Farmers in Mid-Canterbury say it could take months and cost hundreds of thousands of dollars to clean up the mess on their farms following last month's massive flooding.
It's been an extremely challenging situation for neighbouring farmers Anne-Marie Allen and Chrissie Wright, who say they are still trying to get their heads around the scale of the damage.
Parts of Anne-Marie and her husband Chris's farm resemble a bombsite.
Their six-hectare water storage pond is destroyed, fences are buried, machinery has been damaged and logs, branches, rocks, gravel and up to a metre of silt have been dumped on the Ashburton Forks property.
"There's one pivot that was drowned, so we'll probably change its electric motors and of the two generators that run the pivots, one is written off and we're not sure if the other one can be repaired," she says.
Farm insurance is covering some fencing costs but it's unlikely to cover much else.
"It's hard to quantify how we are going to tackle this problem," she admits.
First up to fix are all the netting fences on their sheep and beef farm, which were swamped in the floodwaters. They and volunteers have been hauling them up from the mud and debris to get some fencing in place.
Anne-Marie says they have been given help by the local Lions Club, volunteers of the Farmy Army, students from Lincoln University, the Student Volunteer Army and the area's city missions, wanting to help.
The couple had known that trouble might be brewing. Weather reports for a week had been forecasting East-South-East storms, the worst for the area.
"It hit Mt Somers and then down onto our property," said Anne-Marie.
"We went to bed on the Saturday night (May 29) and we knew the rain gauge on Mt Somers was already up at around 200mm. We knew that was trouble.
"By Sunday morning it was close to 600mm. Everywhere you looked was water."
On Sunday night Chris and a neighbouring farmer had to rescue two people from a car which had been swept off the road and into the torrent running across their paddocks.
"They had a dual-tyre tractor to pull it out, but even that was being pushed by the flow."
She points to a uteĀ in a paddock, probably a write-off: "And that was someone who came through around 5am, and the car was just spun around by the pressure of the water."
One of the sights of their farm are giant holes, some as deep as four metres, gouged out by the pressure of the water.
"This is the worst flood we have experienced. We are used to floods here; we know the paddocks close to the river get flooded, the roads always go, but this one....."
In the midst of the clean-up, the farming couple got a visit from Prime Minister Jacinda Ardern, the Minister of Agriculture Damien O'Connor and local Rangitata MP Jo Luxton, who flew in by helicopter. They made them tea and scones. The MPs came with groceries.
One of the big losses was their crops of fodder beet. They had a good crop. Now much of it is lying uprooted along roads downstream. The paddocks of feed are covered by silt, rocks, stones and branches.
One of the worries is that the stopbanks are in no fit state to withstand any more floods this winter or spring.

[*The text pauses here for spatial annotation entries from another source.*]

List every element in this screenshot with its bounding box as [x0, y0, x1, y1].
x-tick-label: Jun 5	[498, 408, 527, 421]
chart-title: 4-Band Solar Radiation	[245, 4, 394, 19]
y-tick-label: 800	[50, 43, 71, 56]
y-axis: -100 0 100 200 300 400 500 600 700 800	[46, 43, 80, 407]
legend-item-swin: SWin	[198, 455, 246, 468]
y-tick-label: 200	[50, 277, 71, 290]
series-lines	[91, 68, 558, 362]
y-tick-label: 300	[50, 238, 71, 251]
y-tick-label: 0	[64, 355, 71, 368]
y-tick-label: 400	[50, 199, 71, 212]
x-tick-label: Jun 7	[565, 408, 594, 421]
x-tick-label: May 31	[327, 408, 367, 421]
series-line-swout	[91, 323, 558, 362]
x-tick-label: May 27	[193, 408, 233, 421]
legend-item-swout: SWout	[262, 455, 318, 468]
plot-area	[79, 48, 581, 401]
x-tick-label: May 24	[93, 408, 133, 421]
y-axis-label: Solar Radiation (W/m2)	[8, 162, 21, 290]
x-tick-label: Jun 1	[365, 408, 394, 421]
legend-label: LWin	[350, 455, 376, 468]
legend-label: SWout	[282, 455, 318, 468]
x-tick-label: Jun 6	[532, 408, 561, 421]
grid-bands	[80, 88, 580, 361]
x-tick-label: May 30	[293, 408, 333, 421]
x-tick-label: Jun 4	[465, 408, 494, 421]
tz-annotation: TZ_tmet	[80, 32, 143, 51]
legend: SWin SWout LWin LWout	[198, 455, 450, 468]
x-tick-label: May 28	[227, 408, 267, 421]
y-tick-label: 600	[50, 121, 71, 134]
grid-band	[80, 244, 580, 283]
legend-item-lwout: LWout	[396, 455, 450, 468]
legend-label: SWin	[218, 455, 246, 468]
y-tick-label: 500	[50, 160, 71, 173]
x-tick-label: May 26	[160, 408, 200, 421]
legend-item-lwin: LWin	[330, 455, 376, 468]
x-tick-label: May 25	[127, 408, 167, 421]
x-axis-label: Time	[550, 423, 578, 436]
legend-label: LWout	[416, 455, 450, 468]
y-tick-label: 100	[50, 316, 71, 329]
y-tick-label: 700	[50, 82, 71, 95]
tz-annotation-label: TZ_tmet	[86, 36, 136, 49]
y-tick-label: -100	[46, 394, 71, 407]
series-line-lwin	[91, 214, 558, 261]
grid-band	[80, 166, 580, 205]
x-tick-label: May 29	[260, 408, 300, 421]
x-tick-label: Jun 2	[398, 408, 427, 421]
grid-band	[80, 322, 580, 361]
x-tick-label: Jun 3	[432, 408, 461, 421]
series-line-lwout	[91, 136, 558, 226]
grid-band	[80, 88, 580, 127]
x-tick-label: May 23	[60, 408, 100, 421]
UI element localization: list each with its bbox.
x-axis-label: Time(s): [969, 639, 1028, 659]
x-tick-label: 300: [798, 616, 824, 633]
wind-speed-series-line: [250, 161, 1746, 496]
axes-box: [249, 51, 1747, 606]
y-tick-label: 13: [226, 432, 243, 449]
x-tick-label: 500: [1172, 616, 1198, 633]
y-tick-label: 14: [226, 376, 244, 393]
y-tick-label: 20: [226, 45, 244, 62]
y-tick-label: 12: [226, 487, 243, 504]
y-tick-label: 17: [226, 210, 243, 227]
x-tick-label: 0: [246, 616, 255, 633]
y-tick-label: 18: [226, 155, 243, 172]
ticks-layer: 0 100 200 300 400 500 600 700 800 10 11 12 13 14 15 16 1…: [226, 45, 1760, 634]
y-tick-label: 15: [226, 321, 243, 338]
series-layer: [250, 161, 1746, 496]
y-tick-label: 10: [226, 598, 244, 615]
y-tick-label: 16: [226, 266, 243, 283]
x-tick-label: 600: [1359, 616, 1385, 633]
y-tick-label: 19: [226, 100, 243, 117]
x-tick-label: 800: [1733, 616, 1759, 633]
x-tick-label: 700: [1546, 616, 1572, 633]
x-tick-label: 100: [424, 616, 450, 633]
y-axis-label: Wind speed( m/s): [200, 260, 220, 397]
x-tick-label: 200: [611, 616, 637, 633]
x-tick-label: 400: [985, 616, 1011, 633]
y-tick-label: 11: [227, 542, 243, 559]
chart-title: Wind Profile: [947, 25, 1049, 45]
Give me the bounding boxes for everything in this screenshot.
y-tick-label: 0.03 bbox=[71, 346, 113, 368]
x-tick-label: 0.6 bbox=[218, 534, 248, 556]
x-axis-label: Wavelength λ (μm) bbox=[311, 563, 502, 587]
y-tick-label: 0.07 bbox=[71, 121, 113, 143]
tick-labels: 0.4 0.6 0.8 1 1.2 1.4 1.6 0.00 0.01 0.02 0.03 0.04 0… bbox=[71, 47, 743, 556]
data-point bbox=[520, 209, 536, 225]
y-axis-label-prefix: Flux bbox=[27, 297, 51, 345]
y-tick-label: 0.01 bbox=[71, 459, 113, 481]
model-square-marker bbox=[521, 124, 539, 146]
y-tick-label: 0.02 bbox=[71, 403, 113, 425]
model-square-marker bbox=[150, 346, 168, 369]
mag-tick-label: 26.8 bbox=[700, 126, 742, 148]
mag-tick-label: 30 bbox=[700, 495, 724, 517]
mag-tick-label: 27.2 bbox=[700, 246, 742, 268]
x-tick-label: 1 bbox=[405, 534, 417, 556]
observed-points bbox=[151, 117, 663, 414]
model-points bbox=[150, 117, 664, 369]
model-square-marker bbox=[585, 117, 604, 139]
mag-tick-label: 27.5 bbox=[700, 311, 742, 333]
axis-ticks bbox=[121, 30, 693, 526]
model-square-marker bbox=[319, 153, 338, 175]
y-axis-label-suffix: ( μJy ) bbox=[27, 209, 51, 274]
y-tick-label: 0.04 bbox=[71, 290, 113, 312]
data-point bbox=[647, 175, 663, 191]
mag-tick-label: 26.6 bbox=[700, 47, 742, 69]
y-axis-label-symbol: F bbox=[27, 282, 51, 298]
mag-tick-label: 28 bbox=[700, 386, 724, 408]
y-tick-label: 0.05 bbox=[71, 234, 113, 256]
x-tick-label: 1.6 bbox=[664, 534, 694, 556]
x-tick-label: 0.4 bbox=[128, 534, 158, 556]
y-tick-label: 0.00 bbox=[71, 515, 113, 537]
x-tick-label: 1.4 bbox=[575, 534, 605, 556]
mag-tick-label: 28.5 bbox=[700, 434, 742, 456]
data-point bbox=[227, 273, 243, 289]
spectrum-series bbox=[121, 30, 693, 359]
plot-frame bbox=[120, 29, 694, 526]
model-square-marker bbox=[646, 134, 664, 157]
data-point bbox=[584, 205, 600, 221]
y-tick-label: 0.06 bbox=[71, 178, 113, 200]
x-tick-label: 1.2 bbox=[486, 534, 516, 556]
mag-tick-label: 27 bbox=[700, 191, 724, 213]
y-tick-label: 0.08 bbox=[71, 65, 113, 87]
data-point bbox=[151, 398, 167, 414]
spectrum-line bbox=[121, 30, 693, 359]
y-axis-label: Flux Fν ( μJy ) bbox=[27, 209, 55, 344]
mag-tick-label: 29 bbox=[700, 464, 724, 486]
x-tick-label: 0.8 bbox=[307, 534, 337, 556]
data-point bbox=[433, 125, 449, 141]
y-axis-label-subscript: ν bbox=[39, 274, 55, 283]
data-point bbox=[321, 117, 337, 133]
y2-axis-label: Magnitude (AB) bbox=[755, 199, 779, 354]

Up the road, Chrissie Wright and her and husband, Richard, run a large dairy farming operation.
She says about 200 hectares of grassy paddocks are covered with silt, stones and debris after the south bank of the Ashburton River breached its banks.
Chrissie points to a devastated area; "All that shingle there, that was a paddock.
"It is heartbreaking when you know what the farm used to look like."
The land needs to be cleared by spring so a centre pivot can run over the area.
"We'll have to push shingle into the hollows where the river's cut through, then we'll have to re-fence the whole boundary, plus a lot of internal fencing on both sides of the farm."
Recovery work is ongoing and both farmers say they've had tremendous help from volunteers who braved the weather to lift, clean and repair broken fences to keep stock in.